Que dit le rapport ?

"Nous avions l’impression qu’il y avait un certain de nombre de choses qui nous étaient cachées, explique le député Gabriel Serville. Nous avons fini par obtenir ce rapport de l’IGAS. Nous nous sommes rendus compte qu’il était très proche du contenu du cahier de revendications des grévistes".  Selon le député, ce rapport "va même plus loin car il évoque un certain nombre de thématiques telles que les finances, l’état de vétusté de l’hôpital, la gestion des ressources humaines, les effectifs". "Nous sommes dans une situation catastrophique", poursuit Gabriel Serville. (Regardez ci-dessous les réactions de Patricia Saïd, secrétaire générale adjointe de l’UTG Santé et de Gabriel Serville, député).

"Une honte"

"Quand on lit ce rapport de l’IGAS, on parle d’un mouroir et c’est vrai, estime David Riché, président de l’association des maires. Sur les 53 pages, on voit bien que rien ne va dans cet hôpital et c’est écrit noir sur blanc. Ce que j’ai lu est alarmant, c’est une honte, une honte pour la Guyane et pour la France".

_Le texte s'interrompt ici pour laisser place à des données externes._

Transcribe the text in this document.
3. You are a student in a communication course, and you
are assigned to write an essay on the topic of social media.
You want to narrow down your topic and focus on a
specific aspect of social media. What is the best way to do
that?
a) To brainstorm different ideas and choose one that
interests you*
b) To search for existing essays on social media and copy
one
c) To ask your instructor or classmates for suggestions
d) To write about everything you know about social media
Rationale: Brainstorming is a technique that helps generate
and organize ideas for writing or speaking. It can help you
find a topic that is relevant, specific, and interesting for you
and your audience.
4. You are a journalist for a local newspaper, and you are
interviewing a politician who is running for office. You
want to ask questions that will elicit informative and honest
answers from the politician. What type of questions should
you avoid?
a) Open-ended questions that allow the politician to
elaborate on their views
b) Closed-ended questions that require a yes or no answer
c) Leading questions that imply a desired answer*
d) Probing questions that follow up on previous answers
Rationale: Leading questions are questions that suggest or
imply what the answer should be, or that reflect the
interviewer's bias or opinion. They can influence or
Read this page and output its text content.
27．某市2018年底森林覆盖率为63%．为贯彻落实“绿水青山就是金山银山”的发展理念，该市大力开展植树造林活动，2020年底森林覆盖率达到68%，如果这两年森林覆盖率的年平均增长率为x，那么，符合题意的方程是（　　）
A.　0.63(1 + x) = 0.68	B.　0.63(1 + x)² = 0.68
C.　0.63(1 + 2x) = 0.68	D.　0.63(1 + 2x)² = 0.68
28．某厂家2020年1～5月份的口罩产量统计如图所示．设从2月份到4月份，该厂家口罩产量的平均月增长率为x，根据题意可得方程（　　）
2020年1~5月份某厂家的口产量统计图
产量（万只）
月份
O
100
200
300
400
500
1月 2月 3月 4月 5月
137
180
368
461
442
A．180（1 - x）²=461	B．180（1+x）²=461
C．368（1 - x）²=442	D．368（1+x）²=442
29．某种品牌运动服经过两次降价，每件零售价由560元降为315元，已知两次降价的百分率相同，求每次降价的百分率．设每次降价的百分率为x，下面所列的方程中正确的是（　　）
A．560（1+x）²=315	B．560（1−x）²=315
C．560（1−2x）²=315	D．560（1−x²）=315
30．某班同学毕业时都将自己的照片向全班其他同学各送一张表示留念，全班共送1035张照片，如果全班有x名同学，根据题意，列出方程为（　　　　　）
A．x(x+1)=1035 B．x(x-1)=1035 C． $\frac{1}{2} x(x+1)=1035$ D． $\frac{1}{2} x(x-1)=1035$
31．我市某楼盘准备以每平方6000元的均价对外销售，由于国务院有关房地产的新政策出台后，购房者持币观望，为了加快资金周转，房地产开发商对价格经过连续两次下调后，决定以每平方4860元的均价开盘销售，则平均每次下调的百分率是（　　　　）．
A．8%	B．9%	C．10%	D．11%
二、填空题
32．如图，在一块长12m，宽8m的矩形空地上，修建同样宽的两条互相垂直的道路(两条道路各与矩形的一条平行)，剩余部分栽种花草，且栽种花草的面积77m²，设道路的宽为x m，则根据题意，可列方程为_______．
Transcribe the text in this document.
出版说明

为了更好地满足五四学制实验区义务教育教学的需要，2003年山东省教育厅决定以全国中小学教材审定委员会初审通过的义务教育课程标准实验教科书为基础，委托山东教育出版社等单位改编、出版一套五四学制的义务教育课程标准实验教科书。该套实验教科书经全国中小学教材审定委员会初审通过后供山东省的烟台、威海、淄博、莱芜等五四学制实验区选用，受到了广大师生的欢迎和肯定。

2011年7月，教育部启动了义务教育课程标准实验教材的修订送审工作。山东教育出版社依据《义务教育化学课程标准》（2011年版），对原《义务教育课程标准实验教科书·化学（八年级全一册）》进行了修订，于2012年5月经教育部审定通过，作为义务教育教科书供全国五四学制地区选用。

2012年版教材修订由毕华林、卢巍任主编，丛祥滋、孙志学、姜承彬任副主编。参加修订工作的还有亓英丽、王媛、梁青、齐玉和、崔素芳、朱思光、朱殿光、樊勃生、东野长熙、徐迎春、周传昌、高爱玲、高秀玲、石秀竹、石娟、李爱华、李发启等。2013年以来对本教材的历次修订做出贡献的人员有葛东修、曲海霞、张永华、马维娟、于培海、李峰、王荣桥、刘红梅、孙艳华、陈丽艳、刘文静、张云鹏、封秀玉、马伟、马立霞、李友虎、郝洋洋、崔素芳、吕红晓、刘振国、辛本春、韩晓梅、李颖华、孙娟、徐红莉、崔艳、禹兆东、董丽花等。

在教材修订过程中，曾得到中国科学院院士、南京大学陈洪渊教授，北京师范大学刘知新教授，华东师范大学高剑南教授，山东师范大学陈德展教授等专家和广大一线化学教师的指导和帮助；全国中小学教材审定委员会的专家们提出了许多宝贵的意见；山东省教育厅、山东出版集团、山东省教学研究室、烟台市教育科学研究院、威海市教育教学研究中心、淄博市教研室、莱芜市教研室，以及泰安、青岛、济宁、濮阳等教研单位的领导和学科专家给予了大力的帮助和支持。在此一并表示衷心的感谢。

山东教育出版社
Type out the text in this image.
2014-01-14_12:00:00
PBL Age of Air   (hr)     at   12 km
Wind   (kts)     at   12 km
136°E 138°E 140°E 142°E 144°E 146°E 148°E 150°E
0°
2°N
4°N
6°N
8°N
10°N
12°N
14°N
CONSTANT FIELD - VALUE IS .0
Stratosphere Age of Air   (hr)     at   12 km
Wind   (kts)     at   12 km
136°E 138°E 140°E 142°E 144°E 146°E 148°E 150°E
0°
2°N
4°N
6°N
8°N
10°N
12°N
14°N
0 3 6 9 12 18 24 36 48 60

Interpeller la ministre de la santé

De son côté, le sénateur Antoine Karam indique que les parlementaires vont entreprendre ensemble des démarches auprès de la nouvelle ministre de la santé, Agnès Buzyn. Dans un courrier, "nous interpellons le nouveau gouvernement et nous espérons que dans les 24h nous aurons des interlocuteurs, explique Antoine Karam. Il faut qu’une mission vienne, nous sommes mobilisés et déterminés aux côtés du syndicats et du personnel en grève".
 

"Les élus garants de la santé du peuple"

Une satisfaction pour les grévistes de l’UTG Santé. "Nous sommes conscients qu’avec des enjeux aussi importants que la problématique sanitaire, notre action ne peut pas se limiter qu’à une action syndicale, explique Patricia Saïd, secrétaire générale adjointe de l’UTG Santé. Après avoir élaboré notre plate-forme de revendications, nous avons jugé nécessaire de la porter à tous nos élus. Ils sont aussi garants de la santé du peuple".